Suriye’de 10 bin sit alanı yağmalandı

Suriye’de üç yıldır süre gelen iç savaş sonucu 10 bini aşkın arkeolojik ören yerinin  yağmalandığını ve tahrip edildiğini paylaşıyor Paolo Brusasco. 2014 eylül ayından bu yana Halep’te uygulanan yeni bir savaş tekniği, tarihi şehir merkezinde mayın döşenen yer altı galerilerinin  havaya uçurulmasını öngörüyor. Unesco’nun kültürel mirası kapsamındaki Halep’in tarihi merkezinde İslami Cephe, Yalbuga hamamı (1491), medrese, Osmanlı yönetimindeki Suriye’nin ilk büyük dini yapısı Kusruviye camisini (1537) tahrip etti.
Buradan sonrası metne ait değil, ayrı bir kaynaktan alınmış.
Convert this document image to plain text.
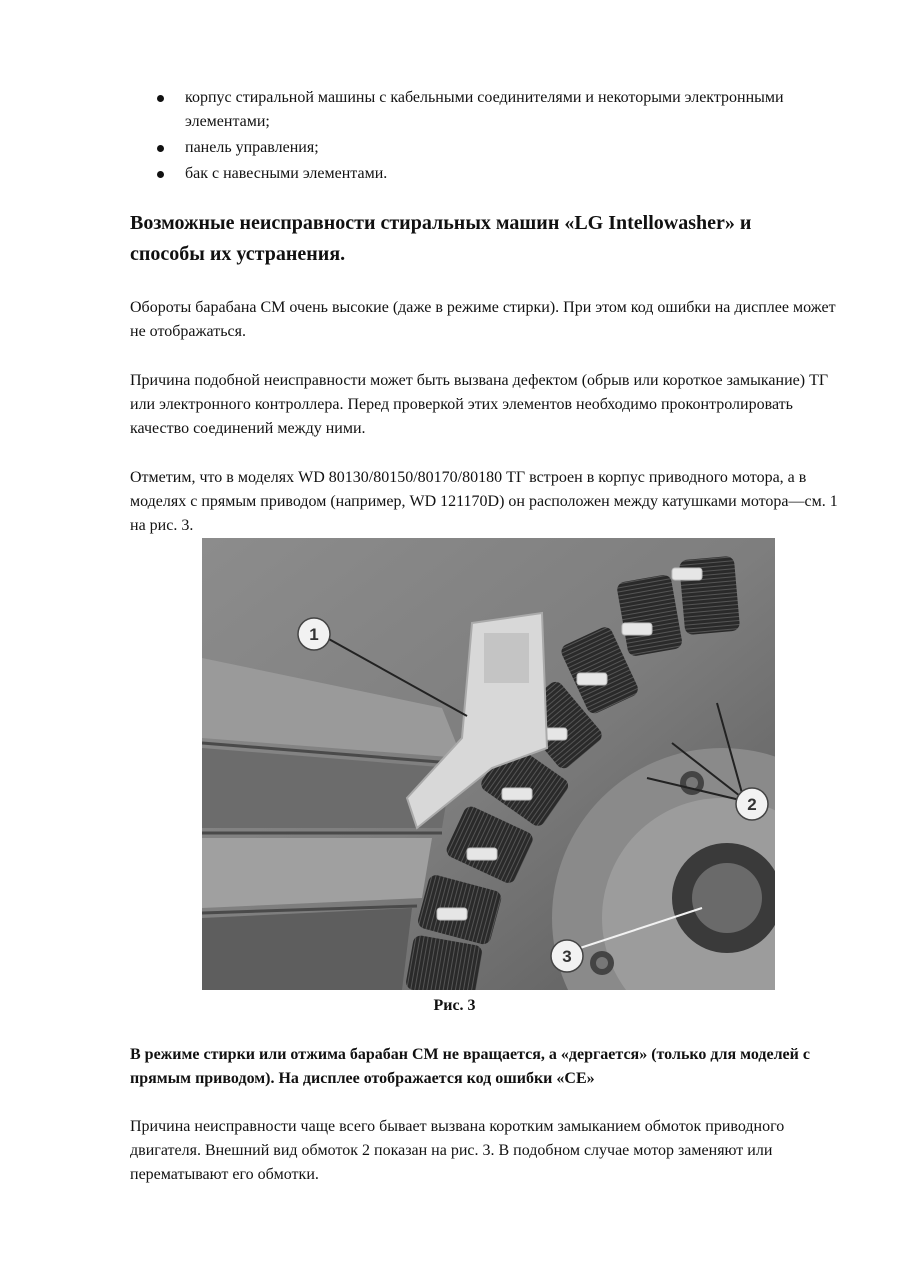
корпус стиральной машины с кабельными соединителями и некоторыми электронными элементами;
панель управления;
бак с навесными элементами.
Возможные неисправности стиральных машин «LG Intellowasher» и способы их устранения.

Обороты барабана СМ очень высокие (даже в режиме стирки). При этом код ошибки на дисплее может не отображаться.

Причина подобной неисправности может быть вызвана дефектом (обрыв или короткое замыкание) ТГ или электронного контроллера. Перед проверкой этих элементов необходимо проконтролировать качество соединений между ними.

Отметим, что в моделях WD 80130/80150/80170/80180 ТГ встроен в корпус приводного мотора, а в моделях с прямым приводом (например, WD 121170D) он расположен между катушками мотора—см. 1 на рис. 3.

1
2
3
Рис. 3

В режиме стирки или отжима барабан СМ не вращается, а «дергается» (только для моделей с прямым приводом). На дисплее отображается код ошибки «СЕ»

Причина неисправности чаще всего бывает вызвана коротким замыканием обмоток приводного двигателя. Внешний вид обмоток 2 показан на рис. 3. В подобном случае мотор заменяют или перематывают его обмотки.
Öte yandan Suriye topraklarında Fırat üzerindeki Mari ve Dura Europos,  farklı kültürlerden kriminal grupların sürekli ve sistematik tehdidi altında.  Bu gruplara yön veren ise, İŞİD.

Mari şehrinde İŞİD’in emriyle vandallar  Zimri-Lim sarayını (M.Ö. 1780-1758) tahrip ederken kozmopolit Roma-Hellen kenti Dura Europos’ta arkeolojik yerleşmenin yüzde 80’i buldozer ve kazıcılarla yerle bir edildi. Antik kentte tapınaklar, hamam, agora vs’dan iz kalmadı. Bu tahribatın ardındaki imza da yine İŞİD.

Suriye ve Irak’ta arkeolojik ve tarihi mirasın sorumluları, İŞİD’in yön verdiği kaçak arkeolojik kazılarda yağmalanan eserlerin batılı ülkelere Türkiye sınırında Şanlıurfa’dan kaçırıldığını öne sürüyor. Çakallar sofrasındaki sanat tarihi tacirlerinin  mühürler, tabletler, altın ve gümüş sikkeler, mozaikler ve nice değerli arkeoljik hazineyi batılı ülkelere pazarladığını iddia ediyor.

Paolo Brusasca, yağmalanan uygarlık beşiğinden çalınan arkeolojik ve tarihi eserlerin Batılı ülkelere pazarlanmasında kilit rol üstlenen arkeologlar, koleksiyoncular, müze yöneticileri ve Batılı alıcıların  İŞİD’e dolayısıyla terörizme ortak olduklarını duyuruyor.

Irak ve Suriye’de tablo git gide kararıyor.